J’ai passé un contrat avec Dieu, et j’ai espoir qu’Il voudra bien m’accorder ce que j’ai demandé : une mort sans douleur, une mort dans la force de l’âge, qui m’emporte avant que je devienne sénile et que je dépende de vous, car je serai un vieillard bien plus lourd à porter que vous ne le croyez. Aussi, mes enfants, ne me retenez pas, laissez-moi partir.
Dieu, qui décidément t’aimait, t’a exaucé. Seulement, tu as vécu comme si la mort était ton contraire, intégrant ainsi les mots du prophète : «vivez pour ce monde comme si vous deviez y rester éternellement, et pour l’éternité comme si votre mort était imminente».
Alors tu vivais, avec tant de ferveur, tant de fougue, tant de passion, que j’ai fini par me laisser duper, par oublier tes mises en garde.
Une telle âme ne peut s’effriter dans l’espace. Il faut qu’elle soit née ailleurs. Il faut qu’une matrice t’ait porté avec nous, et qu’elle ait accouché de toi au son de nos pleurs, il faut que nos larmes soient ses eaux.
Il faut que tu sois en train de respirer en un monde qui nous est inaccessible, mais bien plus beau que le nôtre.
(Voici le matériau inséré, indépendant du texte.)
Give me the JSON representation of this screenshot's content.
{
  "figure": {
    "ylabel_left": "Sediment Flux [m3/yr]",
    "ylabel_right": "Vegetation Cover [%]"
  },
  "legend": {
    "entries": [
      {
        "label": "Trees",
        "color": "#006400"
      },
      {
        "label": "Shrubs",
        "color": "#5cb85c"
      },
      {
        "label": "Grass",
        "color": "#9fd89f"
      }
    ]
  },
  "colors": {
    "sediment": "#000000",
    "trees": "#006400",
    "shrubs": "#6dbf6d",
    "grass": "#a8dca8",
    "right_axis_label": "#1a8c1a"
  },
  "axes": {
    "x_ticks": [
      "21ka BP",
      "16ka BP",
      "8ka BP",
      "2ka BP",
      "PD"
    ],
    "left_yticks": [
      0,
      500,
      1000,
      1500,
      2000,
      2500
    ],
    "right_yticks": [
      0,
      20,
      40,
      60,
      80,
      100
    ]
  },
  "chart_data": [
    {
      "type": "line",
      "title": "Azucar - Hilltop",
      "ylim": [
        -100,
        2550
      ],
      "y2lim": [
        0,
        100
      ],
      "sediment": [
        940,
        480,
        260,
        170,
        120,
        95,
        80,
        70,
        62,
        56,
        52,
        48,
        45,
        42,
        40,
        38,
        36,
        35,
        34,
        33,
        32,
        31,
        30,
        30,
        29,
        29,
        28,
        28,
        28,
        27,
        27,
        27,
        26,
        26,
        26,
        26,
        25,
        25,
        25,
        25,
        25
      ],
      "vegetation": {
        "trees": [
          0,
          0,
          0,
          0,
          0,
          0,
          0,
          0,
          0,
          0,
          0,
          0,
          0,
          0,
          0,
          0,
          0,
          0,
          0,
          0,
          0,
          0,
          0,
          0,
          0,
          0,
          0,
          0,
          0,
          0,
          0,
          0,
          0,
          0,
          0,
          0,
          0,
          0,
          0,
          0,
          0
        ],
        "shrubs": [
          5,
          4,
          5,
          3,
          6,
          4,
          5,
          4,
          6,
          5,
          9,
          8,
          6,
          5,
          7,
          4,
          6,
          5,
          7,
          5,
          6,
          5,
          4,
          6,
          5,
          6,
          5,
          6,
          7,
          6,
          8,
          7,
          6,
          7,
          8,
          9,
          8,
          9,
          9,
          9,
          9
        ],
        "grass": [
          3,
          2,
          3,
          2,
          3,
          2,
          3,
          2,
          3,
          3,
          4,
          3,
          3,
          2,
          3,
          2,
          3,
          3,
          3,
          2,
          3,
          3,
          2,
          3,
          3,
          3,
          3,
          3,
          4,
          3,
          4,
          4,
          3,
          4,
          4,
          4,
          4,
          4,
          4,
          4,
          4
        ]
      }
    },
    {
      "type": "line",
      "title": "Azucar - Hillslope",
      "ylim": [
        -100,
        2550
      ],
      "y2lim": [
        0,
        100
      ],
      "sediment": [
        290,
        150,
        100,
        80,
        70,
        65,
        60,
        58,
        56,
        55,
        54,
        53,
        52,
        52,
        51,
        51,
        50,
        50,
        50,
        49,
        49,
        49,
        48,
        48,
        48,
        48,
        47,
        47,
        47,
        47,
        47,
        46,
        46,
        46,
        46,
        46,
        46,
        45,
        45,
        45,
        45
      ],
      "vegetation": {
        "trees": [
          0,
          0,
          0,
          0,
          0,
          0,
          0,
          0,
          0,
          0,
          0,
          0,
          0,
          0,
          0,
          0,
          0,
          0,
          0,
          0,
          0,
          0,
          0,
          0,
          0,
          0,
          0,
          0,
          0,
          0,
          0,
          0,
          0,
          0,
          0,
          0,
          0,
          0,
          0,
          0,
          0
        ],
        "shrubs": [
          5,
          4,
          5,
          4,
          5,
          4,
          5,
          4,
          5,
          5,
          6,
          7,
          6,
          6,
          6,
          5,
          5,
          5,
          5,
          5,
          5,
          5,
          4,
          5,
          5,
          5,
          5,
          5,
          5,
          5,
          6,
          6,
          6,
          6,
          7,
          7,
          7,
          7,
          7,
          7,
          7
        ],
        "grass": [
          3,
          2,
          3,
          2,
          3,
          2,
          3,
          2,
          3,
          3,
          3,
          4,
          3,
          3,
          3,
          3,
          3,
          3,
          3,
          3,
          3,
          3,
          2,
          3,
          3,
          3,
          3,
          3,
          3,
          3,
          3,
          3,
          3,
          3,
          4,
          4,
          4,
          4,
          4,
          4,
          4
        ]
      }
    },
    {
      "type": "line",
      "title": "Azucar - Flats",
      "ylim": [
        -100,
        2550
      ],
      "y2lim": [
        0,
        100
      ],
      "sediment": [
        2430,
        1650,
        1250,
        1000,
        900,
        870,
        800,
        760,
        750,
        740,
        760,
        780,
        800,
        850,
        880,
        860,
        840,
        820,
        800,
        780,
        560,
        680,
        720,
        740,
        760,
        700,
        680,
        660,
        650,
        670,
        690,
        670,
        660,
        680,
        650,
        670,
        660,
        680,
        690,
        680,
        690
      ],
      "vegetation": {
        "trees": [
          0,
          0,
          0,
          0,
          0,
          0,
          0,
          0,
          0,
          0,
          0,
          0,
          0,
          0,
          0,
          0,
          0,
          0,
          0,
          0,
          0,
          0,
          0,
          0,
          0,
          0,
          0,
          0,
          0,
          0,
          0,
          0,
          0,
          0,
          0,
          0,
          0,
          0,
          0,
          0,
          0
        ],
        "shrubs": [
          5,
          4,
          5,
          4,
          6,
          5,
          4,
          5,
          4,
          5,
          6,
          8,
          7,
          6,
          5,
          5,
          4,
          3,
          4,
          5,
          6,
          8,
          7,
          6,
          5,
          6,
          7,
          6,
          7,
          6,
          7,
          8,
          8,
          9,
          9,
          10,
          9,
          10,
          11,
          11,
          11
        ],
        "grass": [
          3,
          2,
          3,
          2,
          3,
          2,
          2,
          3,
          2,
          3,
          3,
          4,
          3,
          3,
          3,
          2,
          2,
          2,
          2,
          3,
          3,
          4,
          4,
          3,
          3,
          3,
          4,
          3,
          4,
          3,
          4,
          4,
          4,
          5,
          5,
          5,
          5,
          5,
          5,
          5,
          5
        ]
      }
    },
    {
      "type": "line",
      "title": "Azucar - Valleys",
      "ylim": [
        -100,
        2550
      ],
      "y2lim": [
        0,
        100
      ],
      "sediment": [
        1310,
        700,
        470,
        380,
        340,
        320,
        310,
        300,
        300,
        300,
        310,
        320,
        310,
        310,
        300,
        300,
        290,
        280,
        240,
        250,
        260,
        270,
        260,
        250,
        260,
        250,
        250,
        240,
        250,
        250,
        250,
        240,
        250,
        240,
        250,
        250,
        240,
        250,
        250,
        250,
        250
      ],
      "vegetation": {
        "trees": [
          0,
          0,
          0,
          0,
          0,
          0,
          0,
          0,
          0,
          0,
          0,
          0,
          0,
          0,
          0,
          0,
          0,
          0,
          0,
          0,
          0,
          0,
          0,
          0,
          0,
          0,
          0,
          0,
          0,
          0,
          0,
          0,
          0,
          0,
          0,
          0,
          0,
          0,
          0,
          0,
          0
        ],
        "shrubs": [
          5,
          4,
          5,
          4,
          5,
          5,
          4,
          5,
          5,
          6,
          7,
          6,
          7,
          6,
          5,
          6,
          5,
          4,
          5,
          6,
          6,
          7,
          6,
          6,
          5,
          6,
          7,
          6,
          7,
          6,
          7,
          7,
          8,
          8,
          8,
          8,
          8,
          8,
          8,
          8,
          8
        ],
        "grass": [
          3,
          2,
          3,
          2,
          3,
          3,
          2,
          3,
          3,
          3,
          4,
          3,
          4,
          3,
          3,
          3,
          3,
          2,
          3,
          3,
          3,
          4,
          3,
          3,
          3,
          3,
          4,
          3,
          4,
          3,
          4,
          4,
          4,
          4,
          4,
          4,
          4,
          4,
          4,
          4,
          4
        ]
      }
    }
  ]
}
Après tout, l’enfant ne meurt-il pas au ventre de sa mère pour naître à un monde qu’il n’aurait jamais cru possible ?
Enfants, nous le sommes redevenus dès que tu es parti. Nous voilà, amarrés les uns aux autres, vacillant parce que le treillis est tombé. Demain, hors de notre torpeur, nous découvrirons que tu as laissé derrière toi des arbres solides, que tu n’es parti qu’après t’être assuré que leurs pieds étaient bien ancrés au sol du monde.
Nous voilà sève et branches, racines et feuillage, nous demandant, les pieds dans la terre mère : mais où donc est passée la graine ? Ne peut-elle donc rester, elle aussi, nichée dans nos troncs, oreille attentive et voix bienveillante ?
Au revoir, et non pas adieu
Comme il me coûte de parler de toi au passé. Comme la terre est insolente de tourner sans toi. Comme c’est étrange, ce réflexe que j’ai parfois de t’appeler pour m’extasier avec toi du monde qu’il y avait à ton enterrement, toi qui aimais tant les effets de foule.
Comme le monde semble bien fade sans tes tons fauves. Il faudra pourtant que nous la portions haut, ta crinière. Il faudra du courage et de la force pour combler ce vide et créer autre chose.
Il faudra s’appuyer sur cette part de nous qui tient de ta force de vivre. Il me faudra être ce que je suis, comme tu me l’as toujours dit : «Il te suffira d’être de ce que tu es, en ce monde, et d’aimer de toutes tes forces tous ceux qui habitent ton cœur». Il nous faudra vivre comme si nous devions éternellement être là.
Au revoir, et non pas adieu, mon papa, mon ami, mon lion, mon flamboyant. Nous nous reverrons. De l’autre côté du gouffre de ma peine, je te dis tout mon amour, et je reçois en héritage la force incroyable qui t’a fait tenir debout jusqu’à la dernière seconde.